Mi trovavo lì, ai suoi piedi, come una creatura abbandonata, spogliata di ogni dignità e ogni pretesa di pudore. Il freddo del pavimento mi risaliva dalle ginocchia alle cosce, ma non mi muovevo. Il mio corpo era paralizzato, non dalla paura, ma da una sorta di eccitazione primordiale che mi teneva inchiodata in quella posizione di sottomissione. Sara mi guardava dall'alto con quel sorriso che non lasciava dubbi sulle sue intenzioni.
Mi aveva già spogliata del poco che mi era rimasto: non solo dei vestiti, che ora giacevano sparsi sul pavimento come scarti inutili, ma anche di ogni traccia di volontà. Mi aveva trasformata in uno strumento, una cosa. E io accettavo quel ruolo, lo desideravo, persino, con una forza che non avrei mai potuto immaginare prima. Lei mi aveva insegnato cosa significava cedere, abbandonare ogni resistenza e lasciarsi guidare, come un giocattolo nelle mani del suo padrone.
"Guardami," mi ordinò, e io alzai lo sguardo verso di lei. I suoi occhi brillavano di un piacere oscuro, il piacere di chi sa di avere il controllo totale su un altro essere umano. Mi sentivo come se fossi in bilico sull'orlo di un abisso, pronta a cadere senza sapere dove sarei finita. Ero terrorizzata e affascinata allo stesso tempo.
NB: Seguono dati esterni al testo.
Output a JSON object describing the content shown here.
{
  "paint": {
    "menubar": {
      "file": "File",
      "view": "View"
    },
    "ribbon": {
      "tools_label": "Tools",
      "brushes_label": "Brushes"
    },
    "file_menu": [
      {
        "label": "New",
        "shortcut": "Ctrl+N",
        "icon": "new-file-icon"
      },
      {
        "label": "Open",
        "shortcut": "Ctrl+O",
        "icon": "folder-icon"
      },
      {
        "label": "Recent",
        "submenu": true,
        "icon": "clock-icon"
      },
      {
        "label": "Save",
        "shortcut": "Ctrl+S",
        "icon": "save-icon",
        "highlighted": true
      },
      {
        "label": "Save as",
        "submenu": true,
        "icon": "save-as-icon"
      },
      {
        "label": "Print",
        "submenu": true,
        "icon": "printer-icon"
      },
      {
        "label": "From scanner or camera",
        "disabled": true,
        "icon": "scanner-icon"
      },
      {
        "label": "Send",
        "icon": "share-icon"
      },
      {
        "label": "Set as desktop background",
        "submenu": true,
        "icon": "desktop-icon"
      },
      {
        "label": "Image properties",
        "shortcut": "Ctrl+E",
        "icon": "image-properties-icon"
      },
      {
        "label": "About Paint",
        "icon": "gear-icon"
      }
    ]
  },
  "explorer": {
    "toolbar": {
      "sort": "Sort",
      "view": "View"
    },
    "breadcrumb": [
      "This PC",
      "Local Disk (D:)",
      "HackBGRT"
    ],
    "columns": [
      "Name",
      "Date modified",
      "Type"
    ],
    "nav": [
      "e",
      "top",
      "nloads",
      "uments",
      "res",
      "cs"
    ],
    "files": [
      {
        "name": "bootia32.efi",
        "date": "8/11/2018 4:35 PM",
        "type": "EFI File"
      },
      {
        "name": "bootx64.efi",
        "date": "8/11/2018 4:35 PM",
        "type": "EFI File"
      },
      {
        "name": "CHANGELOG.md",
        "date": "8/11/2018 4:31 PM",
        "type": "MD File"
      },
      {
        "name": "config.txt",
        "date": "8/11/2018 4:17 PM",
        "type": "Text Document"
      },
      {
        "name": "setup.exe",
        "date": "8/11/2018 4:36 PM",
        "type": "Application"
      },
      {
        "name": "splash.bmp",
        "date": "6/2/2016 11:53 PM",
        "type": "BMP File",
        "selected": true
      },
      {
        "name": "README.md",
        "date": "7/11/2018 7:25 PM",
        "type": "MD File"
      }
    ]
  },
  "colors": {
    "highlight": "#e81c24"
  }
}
Sara si sedette su una poltrona davanti a me, lasciando che il suo sguardo percorresse lentamente ogni centimetro del mio corpo esposto. Le sue mani si mossero con lentezza, carezzando le proprie cosce come se volesse assaporare ogni momento prima di agire. La tensione nella stanza era insostenibile, e io sentivo il mio cuore battere così forte che sembrava voler sfondare il petto.
"Avvicinati," mi disse con voce bassa e autoritaria, e io obbedii immediatamente. Mi trascinai sulle ginocchia fino ai suoi piedi, sentendo il peso del mio corpo farsi più leggero man mano che mi avvicinavo. Non ero più io stessa, non in quel momento. Ero diventata un'estensione dei suoi desideri, uno specchio della sua volontà.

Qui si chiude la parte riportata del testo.